Le gouvernement voit la zone franche au Findel, inaugurée mercredi, comme une importante étape dans la diversification de l’économie luxembourgeoise

Le Freeport est open

d'Lëtzebuerger Land du 19.09.2014

Ils ont visité le site, vu le bâtiment de l’extérieur et réfléchi à une éventuelle action de protestation devant le portail hautement sécurisé. Mais finalement, les jeunes artistes du collectif Richtung22 ne sont pas venus mercredi soir, jour de l’inauguration officielle et en grande pompe du « Le Freeport », zone franche pour stocker de l’art, des vins, des voitures de collection, de l’or et d’autres objets précieux sous un régime spécial d’exemption de TVA le temps du stockage.
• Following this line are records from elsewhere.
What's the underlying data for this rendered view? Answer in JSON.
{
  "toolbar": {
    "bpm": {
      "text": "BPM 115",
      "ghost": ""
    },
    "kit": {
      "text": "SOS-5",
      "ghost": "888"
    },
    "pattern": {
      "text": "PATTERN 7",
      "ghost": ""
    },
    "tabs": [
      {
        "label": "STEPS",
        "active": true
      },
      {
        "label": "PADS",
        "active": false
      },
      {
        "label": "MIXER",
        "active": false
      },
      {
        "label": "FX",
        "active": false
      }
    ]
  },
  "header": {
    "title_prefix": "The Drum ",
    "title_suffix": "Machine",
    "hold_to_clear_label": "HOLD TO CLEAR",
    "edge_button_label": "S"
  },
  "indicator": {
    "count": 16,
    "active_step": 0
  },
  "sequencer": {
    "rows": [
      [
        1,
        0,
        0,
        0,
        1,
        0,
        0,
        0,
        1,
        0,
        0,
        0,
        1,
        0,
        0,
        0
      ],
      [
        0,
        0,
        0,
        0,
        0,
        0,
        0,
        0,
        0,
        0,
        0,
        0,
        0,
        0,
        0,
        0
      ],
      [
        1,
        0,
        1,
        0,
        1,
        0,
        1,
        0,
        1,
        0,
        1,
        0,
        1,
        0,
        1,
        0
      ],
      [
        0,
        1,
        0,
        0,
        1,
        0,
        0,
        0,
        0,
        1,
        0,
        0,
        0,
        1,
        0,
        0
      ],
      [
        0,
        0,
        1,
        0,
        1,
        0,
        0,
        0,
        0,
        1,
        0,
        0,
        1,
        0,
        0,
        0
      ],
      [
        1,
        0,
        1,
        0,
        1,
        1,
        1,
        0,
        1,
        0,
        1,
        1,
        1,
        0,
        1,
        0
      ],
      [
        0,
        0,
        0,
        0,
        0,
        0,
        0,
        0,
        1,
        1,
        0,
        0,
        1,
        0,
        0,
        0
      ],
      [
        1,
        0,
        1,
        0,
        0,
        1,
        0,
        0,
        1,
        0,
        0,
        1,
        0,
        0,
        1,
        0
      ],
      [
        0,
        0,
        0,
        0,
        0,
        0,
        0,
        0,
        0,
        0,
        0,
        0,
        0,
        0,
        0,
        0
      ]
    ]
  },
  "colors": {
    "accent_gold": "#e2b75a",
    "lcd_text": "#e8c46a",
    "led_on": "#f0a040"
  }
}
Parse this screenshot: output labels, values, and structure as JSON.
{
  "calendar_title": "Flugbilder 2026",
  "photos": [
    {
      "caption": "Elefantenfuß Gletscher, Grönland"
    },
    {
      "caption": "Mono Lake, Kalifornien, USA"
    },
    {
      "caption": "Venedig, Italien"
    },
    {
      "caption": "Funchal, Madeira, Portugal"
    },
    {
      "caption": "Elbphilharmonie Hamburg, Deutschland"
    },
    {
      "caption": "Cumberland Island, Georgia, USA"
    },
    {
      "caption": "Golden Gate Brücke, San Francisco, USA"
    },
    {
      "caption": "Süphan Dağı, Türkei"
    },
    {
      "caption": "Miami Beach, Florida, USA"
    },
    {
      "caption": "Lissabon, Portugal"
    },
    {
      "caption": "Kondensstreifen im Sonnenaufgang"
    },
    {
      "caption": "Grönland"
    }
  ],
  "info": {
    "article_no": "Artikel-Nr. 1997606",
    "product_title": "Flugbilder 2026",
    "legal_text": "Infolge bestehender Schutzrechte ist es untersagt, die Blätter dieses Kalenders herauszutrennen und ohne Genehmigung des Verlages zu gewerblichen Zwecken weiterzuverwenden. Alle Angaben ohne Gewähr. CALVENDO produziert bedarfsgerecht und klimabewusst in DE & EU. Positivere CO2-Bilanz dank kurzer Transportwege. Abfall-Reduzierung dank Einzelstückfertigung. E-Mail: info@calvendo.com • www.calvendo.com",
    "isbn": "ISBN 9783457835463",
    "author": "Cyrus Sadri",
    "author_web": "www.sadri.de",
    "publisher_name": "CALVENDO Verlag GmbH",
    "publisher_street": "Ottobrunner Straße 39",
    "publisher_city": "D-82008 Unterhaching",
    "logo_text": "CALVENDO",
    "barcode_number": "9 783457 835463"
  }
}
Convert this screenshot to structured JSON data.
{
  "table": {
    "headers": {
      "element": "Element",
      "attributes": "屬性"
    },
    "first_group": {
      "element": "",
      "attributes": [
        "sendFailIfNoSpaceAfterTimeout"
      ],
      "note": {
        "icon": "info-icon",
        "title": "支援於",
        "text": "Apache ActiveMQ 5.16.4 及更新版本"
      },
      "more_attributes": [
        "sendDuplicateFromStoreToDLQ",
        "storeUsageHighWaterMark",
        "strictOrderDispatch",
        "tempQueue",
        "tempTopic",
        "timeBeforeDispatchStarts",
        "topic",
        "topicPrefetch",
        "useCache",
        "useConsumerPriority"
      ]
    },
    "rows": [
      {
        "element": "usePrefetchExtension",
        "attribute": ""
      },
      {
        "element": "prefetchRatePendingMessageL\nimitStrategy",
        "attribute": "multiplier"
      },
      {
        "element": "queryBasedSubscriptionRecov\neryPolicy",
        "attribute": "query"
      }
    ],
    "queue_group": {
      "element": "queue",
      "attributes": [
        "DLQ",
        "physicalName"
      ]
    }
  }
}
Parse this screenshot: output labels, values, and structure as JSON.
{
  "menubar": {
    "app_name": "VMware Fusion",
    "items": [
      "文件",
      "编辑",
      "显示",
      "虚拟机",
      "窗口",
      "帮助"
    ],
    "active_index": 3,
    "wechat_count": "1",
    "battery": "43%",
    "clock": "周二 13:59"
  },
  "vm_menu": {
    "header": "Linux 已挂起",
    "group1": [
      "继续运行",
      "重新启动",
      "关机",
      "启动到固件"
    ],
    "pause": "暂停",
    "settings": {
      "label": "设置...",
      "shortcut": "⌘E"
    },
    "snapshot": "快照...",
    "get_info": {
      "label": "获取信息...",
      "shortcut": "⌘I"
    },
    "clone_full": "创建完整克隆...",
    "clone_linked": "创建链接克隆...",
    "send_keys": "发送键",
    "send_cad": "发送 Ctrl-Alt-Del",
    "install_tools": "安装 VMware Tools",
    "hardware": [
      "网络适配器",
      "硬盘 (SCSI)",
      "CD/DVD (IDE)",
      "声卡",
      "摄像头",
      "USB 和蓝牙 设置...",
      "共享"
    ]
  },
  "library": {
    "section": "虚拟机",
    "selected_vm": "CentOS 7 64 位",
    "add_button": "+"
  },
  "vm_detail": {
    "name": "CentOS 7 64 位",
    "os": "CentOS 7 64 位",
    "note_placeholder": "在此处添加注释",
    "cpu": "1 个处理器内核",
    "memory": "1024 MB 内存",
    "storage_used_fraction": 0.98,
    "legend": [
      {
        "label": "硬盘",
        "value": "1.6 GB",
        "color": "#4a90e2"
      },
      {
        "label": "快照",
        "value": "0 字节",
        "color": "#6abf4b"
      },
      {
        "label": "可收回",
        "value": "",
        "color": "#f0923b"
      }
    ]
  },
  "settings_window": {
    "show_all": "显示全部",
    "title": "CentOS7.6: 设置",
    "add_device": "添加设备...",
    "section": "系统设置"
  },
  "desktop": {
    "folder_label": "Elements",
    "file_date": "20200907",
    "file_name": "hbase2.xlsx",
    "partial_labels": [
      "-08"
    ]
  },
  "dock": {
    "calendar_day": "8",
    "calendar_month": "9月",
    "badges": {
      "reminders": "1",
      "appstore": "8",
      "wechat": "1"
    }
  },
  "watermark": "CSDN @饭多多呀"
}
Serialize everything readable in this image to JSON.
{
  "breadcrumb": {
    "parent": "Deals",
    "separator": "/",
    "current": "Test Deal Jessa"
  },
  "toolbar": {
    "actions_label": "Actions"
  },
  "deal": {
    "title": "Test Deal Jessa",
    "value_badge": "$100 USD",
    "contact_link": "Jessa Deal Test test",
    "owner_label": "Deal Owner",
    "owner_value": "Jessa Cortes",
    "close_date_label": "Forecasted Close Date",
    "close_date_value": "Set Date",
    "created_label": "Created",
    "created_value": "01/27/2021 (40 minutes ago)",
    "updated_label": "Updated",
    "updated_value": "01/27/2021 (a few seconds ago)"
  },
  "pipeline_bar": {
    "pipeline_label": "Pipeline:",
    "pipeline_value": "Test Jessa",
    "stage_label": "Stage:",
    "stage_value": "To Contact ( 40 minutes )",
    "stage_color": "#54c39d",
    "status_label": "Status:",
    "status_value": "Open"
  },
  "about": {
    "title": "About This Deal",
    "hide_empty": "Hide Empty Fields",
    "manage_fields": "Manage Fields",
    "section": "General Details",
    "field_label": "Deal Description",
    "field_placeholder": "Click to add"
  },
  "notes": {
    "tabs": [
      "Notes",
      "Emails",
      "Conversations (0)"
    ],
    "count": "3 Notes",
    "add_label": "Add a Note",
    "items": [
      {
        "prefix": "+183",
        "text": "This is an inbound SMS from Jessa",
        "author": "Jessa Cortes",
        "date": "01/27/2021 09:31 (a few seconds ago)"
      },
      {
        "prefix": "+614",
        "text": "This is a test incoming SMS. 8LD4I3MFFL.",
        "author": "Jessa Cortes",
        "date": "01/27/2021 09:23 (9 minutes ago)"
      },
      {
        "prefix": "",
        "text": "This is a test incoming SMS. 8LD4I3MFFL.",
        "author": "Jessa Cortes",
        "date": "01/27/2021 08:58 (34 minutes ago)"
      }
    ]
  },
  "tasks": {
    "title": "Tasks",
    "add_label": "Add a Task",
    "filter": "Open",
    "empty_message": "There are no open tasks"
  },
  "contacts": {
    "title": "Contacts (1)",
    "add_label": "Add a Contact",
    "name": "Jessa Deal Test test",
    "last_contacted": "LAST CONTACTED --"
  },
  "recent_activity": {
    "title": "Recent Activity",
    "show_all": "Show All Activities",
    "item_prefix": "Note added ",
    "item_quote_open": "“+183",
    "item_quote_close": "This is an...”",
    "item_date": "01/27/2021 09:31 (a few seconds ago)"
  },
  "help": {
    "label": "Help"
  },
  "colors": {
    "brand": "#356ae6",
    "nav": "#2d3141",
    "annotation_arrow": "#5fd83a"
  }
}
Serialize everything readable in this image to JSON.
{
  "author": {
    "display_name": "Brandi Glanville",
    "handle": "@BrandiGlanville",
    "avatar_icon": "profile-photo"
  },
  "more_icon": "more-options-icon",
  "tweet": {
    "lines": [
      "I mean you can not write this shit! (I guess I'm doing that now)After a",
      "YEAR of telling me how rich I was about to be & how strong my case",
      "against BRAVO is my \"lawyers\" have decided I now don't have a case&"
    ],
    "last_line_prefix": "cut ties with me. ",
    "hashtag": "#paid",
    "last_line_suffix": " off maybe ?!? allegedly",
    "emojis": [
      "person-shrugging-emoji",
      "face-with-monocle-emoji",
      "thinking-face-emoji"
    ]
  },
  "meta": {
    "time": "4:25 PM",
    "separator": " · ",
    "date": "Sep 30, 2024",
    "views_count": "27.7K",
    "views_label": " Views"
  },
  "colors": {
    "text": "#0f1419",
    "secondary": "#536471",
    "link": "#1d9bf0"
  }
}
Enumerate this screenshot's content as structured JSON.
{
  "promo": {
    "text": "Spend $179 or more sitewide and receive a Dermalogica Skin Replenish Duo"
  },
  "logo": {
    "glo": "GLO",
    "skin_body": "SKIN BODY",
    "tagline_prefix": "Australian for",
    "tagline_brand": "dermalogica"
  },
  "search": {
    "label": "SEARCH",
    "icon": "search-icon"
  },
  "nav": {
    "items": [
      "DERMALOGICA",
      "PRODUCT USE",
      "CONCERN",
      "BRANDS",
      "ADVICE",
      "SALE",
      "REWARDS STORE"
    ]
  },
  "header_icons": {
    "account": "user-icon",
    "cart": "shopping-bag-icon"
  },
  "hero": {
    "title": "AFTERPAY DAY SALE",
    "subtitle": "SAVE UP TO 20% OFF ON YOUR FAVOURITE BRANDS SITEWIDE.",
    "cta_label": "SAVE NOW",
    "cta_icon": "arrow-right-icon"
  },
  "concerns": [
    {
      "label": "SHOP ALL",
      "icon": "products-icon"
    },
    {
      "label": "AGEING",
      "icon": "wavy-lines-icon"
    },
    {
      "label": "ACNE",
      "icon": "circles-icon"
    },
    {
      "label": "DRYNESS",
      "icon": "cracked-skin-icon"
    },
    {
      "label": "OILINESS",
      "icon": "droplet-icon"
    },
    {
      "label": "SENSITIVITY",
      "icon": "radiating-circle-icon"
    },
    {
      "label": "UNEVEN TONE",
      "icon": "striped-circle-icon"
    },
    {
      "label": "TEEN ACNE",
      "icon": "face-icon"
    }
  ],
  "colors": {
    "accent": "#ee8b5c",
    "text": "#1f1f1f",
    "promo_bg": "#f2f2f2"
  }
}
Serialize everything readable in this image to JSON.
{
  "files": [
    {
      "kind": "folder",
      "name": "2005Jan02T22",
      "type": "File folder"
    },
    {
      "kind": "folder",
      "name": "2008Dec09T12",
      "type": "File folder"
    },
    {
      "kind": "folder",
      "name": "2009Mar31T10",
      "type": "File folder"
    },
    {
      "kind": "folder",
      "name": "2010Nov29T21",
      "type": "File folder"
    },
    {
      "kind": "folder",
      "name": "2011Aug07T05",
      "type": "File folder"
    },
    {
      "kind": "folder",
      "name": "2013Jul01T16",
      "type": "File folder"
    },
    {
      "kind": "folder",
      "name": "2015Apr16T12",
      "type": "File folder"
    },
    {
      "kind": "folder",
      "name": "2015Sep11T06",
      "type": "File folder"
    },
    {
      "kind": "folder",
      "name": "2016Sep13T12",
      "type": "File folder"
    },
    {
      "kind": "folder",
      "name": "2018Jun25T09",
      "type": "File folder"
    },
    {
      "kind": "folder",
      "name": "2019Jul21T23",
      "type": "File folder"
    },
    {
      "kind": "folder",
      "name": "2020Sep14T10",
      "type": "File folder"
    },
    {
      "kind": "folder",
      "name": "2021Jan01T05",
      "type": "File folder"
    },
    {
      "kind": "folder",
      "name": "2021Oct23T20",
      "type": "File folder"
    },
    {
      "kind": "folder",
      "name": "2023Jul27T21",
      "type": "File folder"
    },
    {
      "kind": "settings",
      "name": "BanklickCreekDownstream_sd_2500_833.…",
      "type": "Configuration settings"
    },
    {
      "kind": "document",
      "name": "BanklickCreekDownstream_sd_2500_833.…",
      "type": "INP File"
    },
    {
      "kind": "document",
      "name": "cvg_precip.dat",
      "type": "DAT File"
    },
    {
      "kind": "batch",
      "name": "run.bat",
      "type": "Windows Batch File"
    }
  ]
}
L’art y est caché dans des salles fortes au lieu d’être montré dans des musées, fustigent les militants dans un communiqué. « En ne voyant plus dans l’art qu’un objet de spéculation, on lui enlève sa place dans la société » continue Lars Schmitz du collectif vis-à-vis du Land. « Nous, ce qui nous intéressait, c’est le modèle commercial du Luxembourg, qui veut désormais s’adresser aux ultra-riches, aux HNWI (High Net Worth Individuals), continue-t-il. Alors tout l’appareil d’État est ici au service d’une société privée, pour les aider à atterrir au Luxembourg, ils se sont vus offrir le terrain, le grand-duc assiste à l’ouverture officielle et on leur écrit même des lois sur mesure… »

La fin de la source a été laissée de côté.